With these issues in mind, in 1995, a leading industrial supplier launched a joint project with the Technical University of Tampere, Finland, to simulate and study the flow characteristics of oil in lubrication systems. The results of the project gave new insights into the oil cycle and produced equipment.
The main purpose of this research is to develop a dry thin oil lubrication system to solve the main problems affecting the existing dry thin oil lubrication system:
Effective use of oil
Remove water from oil
Removes foam and air from oil
Reduce energy and cooling water consumption
One stage of the study analyzed how the traditional fuel tank works.
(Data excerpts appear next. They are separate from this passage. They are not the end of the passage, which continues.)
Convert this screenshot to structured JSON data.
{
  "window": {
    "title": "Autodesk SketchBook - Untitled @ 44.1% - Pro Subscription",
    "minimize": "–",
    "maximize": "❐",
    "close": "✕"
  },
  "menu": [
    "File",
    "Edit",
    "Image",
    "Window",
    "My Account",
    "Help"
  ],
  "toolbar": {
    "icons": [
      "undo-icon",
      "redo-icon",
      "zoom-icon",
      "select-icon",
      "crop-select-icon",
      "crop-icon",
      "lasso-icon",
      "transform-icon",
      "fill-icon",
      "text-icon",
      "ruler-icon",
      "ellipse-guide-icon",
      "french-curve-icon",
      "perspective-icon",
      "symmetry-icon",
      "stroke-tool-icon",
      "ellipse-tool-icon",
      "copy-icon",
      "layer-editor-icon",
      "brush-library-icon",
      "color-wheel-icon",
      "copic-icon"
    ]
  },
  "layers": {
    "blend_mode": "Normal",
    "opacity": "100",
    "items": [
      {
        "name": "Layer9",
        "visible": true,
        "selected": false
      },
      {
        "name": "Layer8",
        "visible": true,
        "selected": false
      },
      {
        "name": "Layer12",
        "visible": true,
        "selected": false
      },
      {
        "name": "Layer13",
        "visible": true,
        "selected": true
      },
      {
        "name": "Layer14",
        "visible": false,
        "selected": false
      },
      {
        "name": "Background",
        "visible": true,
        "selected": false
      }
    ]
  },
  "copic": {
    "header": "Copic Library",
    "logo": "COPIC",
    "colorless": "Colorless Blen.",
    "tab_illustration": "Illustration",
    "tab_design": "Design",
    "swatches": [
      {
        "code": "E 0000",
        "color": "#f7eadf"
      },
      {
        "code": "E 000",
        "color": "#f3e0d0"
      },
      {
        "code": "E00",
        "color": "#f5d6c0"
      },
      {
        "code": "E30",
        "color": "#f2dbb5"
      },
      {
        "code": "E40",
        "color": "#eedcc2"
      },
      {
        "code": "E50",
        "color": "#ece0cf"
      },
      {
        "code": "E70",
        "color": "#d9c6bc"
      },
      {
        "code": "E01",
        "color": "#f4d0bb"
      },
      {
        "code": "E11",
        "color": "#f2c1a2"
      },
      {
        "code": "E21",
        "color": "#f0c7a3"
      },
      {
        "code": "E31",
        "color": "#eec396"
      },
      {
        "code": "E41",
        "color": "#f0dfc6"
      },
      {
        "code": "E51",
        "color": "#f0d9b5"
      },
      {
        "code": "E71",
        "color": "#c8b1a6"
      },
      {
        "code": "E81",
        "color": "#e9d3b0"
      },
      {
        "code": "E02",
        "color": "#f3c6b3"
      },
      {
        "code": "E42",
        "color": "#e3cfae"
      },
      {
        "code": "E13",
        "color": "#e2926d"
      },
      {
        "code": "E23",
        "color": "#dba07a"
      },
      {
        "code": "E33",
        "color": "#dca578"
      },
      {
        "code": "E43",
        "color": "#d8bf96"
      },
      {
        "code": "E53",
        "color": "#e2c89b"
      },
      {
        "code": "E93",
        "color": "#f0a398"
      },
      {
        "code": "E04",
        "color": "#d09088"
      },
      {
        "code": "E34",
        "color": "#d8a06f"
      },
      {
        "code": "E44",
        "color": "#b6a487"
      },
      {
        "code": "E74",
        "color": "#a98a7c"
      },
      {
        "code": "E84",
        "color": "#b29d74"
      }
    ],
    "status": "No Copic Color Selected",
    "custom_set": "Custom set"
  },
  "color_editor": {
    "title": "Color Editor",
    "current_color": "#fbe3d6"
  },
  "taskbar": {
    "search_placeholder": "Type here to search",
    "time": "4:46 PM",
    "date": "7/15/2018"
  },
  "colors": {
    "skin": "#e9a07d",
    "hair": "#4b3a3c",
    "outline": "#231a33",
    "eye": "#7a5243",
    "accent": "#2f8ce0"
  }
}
The resulting information is then used to develop an effective construction model to change the problem area.
Fuel tank efficiency
The size of a traditional rectangular fuel tank is based on a 30-minute retention time, assuming that the oil moves smoothly from the oil return port to the pumping area, and the flow is controlled by the middle wall of the tank.
To verify the theory, a computer simulation based on particle vectors was created and tested. Surprisingly, the survey clearly showed that only 30% to 50% of the oil can circulate smoothly, and the rest of the oil moves slowly or remains stationary in the tank.
The oil return port at the left end of the fuel tank is shown. Red and white indicate that the oil flow below the fuel tank is relatively fast.